To do this, however, and to appease public sentiment, Cablevision needed at least to pretend to have an alternative; hence this dream building that is not meant to have any reality but simply to exist as a vaporous thing that will advance the cause of never allowing a stadium to rise up so near to, and so much better than, the Garden. (That said, many a Manhattan development has actually been built on even less inspired principles.)
It must have seemed weird to Mr. Krieger to receive his marching orders from on high, in the full knowledge that his assignment was to create something so insubstantial that, next to it, Potemkin’s Village would look like the Kremlin. But then, that’s what happens when you have only eight minutes to knock out a design.
The important thing – I imagine the suits telling him, as they breathed down his neck – is to include grass, and, above all, blue sky in the rendering; their infallible marketing department had discovered that humans apparently go for that sort of thing. In the circumstances, it would be wryly amusing and no less than Cablevision deserves, if their offer were rejected on the basis of this plan – which was never meant to be taken seriously in the first place!
The plan, for the record, is to build 5,800 units of housing, as well as offices, an elementary school, a library, retail shops, and a hotel. “Mixed-use” is the buzzword of the moment, and Cablevision is invoking it constantly in connection with this project. But there is simply no way, on the basis of the images released, that a real and thriving community will emerge from this project – which they are calling “Hudson Gardens,” with its intimations of suburbia or even the Garden City movement of Ebenezer Howard.
Such being the case, one reads with amazement that Mr. Krieger fancies himself a disciple of Jane Jacobs: The project he has submitted would directly contravene everything for which Ms. Jacobs has ever stood. Built on a super block, it is basically a Corbusian tower in a park. The tower rises far above any possibility of street life, which in any case is held at bay by 5 acres of greenery that buffer it from the menace of city life.
Granted, Cablevision and Mr. Krieger were under the gun to churn this out, but it is quite clear that they have completely misunderstood the psychology of the postmodern New Yorker. If the New Yorker really wanted what this project supplies, he would move to the suburbs or to a retirement community in Miami.
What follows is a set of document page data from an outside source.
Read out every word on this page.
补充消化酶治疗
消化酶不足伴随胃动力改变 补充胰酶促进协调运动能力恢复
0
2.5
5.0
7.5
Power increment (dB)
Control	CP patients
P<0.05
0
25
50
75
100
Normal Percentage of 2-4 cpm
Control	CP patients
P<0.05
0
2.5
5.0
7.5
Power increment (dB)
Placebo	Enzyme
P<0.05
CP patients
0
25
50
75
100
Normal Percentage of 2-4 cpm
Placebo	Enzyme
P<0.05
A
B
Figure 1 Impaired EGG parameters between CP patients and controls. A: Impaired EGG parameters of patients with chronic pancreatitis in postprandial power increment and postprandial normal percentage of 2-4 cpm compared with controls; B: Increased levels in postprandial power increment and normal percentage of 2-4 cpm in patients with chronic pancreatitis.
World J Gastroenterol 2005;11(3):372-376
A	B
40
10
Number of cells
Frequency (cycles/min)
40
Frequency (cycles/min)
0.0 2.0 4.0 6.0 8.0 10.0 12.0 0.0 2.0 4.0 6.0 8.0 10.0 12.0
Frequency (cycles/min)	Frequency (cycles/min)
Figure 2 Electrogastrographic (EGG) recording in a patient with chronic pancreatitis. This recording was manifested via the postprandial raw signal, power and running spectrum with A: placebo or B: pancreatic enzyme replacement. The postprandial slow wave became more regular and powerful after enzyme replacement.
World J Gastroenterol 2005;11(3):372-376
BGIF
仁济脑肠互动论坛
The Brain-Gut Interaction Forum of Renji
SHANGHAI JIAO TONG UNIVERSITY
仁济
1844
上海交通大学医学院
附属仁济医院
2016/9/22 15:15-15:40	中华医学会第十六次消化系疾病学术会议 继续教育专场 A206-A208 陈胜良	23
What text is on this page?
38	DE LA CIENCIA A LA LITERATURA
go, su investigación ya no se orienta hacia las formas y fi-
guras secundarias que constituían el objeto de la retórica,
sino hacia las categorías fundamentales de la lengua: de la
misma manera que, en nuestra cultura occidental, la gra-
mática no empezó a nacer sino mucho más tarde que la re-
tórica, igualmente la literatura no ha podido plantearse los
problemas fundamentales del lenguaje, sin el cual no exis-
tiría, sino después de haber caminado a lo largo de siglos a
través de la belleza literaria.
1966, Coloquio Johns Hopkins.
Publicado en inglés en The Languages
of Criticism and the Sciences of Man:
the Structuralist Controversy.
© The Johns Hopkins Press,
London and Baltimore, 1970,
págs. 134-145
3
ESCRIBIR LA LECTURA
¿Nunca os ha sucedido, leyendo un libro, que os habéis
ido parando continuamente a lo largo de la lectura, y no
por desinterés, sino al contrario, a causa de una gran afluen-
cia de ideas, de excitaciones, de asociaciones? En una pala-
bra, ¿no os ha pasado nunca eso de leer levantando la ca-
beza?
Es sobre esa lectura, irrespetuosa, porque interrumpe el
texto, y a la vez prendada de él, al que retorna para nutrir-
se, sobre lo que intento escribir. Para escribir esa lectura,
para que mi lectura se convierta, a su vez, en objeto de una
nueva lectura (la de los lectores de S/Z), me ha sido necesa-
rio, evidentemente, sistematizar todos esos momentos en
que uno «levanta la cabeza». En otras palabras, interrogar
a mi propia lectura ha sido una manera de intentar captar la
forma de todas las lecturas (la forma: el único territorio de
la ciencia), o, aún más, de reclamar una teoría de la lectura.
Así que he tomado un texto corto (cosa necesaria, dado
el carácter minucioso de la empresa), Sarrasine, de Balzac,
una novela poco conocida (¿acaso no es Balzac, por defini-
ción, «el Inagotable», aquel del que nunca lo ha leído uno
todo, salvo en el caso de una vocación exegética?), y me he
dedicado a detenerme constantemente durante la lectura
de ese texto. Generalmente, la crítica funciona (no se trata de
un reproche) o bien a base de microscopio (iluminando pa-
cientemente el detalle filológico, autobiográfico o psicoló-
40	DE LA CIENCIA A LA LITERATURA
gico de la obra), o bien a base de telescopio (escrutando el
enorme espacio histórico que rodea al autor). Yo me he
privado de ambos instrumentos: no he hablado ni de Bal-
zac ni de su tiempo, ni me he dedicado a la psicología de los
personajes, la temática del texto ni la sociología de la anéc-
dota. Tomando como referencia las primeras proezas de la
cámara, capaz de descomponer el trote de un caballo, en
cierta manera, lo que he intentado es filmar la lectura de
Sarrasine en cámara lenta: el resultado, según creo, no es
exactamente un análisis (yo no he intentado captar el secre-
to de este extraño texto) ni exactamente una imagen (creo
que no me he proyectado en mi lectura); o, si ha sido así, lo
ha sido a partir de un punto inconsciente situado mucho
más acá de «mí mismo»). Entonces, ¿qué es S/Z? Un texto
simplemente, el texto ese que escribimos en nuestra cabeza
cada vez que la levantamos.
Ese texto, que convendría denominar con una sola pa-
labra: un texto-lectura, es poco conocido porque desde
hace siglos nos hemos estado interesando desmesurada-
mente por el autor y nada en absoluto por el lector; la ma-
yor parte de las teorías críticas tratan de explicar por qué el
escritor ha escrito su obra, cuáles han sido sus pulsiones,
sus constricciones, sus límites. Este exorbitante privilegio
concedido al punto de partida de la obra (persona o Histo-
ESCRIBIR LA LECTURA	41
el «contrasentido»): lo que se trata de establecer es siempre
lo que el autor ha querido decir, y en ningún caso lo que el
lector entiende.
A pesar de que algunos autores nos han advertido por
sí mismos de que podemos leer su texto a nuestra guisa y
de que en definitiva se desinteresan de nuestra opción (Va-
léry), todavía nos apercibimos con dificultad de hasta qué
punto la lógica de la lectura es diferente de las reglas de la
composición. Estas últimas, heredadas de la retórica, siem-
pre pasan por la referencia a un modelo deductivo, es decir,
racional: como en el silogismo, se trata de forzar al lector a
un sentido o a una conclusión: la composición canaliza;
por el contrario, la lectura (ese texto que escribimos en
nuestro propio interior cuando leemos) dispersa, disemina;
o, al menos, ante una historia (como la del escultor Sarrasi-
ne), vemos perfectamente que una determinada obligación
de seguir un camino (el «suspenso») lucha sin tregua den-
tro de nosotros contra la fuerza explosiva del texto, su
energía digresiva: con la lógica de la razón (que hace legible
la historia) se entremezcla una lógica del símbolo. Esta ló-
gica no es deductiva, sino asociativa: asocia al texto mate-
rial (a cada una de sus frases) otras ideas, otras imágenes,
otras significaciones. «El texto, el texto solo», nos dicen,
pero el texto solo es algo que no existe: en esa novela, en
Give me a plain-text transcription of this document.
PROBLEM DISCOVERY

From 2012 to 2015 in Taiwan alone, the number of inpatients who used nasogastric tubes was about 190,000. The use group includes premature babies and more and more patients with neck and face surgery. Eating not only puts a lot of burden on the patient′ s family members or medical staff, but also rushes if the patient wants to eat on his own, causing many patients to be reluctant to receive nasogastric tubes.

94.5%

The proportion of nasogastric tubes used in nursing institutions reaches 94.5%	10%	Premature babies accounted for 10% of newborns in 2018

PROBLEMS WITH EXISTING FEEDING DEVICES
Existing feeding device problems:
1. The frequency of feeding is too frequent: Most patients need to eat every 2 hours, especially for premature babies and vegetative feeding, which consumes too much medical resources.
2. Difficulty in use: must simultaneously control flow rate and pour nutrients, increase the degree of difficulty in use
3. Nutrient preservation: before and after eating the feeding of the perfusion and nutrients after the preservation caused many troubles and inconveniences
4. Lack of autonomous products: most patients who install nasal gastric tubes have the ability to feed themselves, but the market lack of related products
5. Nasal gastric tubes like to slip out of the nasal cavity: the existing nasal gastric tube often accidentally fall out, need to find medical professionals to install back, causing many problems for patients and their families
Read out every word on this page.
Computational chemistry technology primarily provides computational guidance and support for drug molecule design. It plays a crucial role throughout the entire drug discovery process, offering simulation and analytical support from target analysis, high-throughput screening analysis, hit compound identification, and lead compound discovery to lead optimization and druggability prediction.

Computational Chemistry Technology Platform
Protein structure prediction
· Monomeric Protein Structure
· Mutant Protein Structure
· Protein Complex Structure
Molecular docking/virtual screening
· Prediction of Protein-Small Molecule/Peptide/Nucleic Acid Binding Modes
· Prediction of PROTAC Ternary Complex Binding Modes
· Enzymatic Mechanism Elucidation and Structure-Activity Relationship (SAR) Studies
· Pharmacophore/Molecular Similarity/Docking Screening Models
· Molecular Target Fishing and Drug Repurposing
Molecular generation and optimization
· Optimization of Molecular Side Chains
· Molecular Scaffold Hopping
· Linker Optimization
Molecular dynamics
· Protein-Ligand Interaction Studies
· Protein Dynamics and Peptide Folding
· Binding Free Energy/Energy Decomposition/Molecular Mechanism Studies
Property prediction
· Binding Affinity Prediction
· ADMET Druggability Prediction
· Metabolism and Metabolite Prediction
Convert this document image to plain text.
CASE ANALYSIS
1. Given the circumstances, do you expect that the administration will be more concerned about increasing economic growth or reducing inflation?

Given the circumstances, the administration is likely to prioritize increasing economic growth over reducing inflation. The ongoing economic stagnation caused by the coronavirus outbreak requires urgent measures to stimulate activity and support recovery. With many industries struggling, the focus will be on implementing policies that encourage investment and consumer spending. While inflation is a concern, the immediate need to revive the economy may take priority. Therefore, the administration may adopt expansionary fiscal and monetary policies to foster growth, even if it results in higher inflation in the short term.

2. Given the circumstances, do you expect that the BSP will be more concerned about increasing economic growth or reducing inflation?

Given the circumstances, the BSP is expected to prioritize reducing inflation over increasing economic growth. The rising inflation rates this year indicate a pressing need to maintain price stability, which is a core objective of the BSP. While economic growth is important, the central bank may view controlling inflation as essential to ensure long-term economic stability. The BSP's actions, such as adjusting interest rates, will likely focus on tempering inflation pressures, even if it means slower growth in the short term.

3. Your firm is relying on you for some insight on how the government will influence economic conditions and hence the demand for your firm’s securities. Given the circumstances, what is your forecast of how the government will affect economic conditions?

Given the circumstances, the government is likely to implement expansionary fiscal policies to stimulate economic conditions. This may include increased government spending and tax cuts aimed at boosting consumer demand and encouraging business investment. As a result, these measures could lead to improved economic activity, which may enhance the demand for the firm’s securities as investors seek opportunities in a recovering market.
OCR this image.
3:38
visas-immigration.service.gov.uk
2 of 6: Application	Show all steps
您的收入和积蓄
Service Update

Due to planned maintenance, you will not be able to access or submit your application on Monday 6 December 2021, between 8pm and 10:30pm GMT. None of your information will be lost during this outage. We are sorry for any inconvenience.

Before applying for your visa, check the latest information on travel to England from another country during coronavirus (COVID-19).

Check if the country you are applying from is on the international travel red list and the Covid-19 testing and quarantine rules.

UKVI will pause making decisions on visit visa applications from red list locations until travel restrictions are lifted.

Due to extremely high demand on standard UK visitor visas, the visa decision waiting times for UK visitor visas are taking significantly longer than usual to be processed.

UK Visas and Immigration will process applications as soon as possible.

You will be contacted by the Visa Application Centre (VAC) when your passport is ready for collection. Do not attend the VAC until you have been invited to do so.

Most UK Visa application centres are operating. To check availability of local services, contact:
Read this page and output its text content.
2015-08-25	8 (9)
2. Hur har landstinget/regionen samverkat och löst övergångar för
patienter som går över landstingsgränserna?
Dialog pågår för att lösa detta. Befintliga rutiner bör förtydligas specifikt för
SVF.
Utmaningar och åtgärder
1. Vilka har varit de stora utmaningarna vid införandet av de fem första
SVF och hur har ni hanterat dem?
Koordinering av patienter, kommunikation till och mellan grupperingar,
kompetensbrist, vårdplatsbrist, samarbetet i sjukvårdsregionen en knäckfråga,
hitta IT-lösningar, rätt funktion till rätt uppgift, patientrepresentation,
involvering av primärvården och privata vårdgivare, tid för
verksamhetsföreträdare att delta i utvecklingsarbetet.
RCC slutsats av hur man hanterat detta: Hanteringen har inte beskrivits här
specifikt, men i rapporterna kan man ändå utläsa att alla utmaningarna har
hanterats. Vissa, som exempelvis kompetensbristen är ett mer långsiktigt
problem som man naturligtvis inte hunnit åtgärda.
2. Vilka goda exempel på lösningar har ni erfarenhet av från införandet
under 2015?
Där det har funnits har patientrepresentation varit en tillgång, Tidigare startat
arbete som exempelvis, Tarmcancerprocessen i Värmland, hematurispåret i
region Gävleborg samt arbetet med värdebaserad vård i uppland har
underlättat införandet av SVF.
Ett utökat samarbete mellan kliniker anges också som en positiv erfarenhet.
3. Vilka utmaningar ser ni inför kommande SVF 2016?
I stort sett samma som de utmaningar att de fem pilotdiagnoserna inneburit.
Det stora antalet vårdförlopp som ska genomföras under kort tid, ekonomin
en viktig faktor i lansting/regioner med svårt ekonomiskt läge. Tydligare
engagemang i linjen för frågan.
What he really wants – and this is even truer of the foreigners who pay outlandish prices for our real estate – is a sense of stewing in the “citiness” of the city. They love the grime of the Meatpacking District, the East Village, and SoHo. This is precisely what is abolished in Cablevision’s plan, whose only recommendation is that it is better than nothing or than something even worse than nothing, which is what we have now.
While we’re at it, would it be irresponsible to float the idea of tearing down Madison Square Garden? There has been talk of this periodically over the years. Indeed, Frank Gehry was supposed at one point to build a skyscraper there in the form of a fish – a plan that, even if foolish, could hardly be worse than what we see today. I am not so practically minded as to suggest anything in place of the Garden. I merely imagine that the spectacle of its implosion would pep up a whole lot of New Yorkers.